Most of Genet's life is well-known, and partly used as the subjects for his novels. Genet was an orphan, had foster parents, and went to reform school. He had a bunch of early gay relationships, and he stole a lot of books. In prison Genet wrote Our Lady of The Flowers, and later shows it to Jean Cocteau, who is pissed off because he didn't write a similiar work first.

Genet wrote five novels and a few plays around and during World War II. They books are originally published anonymously. The books become an overnight sensation.
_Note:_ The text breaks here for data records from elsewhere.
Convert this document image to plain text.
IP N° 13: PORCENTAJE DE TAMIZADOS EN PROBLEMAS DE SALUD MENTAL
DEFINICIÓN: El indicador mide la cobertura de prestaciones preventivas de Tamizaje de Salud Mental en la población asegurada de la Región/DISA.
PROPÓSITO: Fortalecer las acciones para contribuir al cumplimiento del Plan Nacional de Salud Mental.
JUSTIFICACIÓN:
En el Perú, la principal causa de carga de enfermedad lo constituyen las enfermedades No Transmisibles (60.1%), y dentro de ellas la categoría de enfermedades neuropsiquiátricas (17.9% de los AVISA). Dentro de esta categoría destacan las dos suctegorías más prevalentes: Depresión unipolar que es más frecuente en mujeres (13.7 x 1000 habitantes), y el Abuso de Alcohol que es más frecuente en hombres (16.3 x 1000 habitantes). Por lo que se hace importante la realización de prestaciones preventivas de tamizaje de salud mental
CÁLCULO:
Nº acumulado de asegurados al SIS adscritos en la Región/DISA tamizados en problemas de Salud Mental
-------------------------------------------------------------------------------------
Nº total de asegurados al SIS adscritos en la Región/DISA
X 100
As Genet becomes old and bald, and when the flamboyant Cocteau becomes bored with him, heterosexual Sartre and multisexual Simone de Beauvoir, both sort of yuppies of their time, become enamoured with the idea of hanging out and slumming it with Genet, a real thief.

Sartre saw him as a good example of his existential philosophy, and wrote Saint Genet. This book of his life came out when Genet was in his mid-forties. Genet doesn't write very much during the last years of his life. He does become involved with the Black Panthers and Palestinians.

Genet lived in Tangiers with his young Kiki. He wrote a final book that was banned before his death in 1986.

Genet's life was one long homosexual rollercoster ride. Genet's long life is an achievement which White gives a literary form in this tribute and gentle biography. As far as literary biographies go, this one is up there with the biographies of Oscar Wilde, Sade, and Frank O'Hara.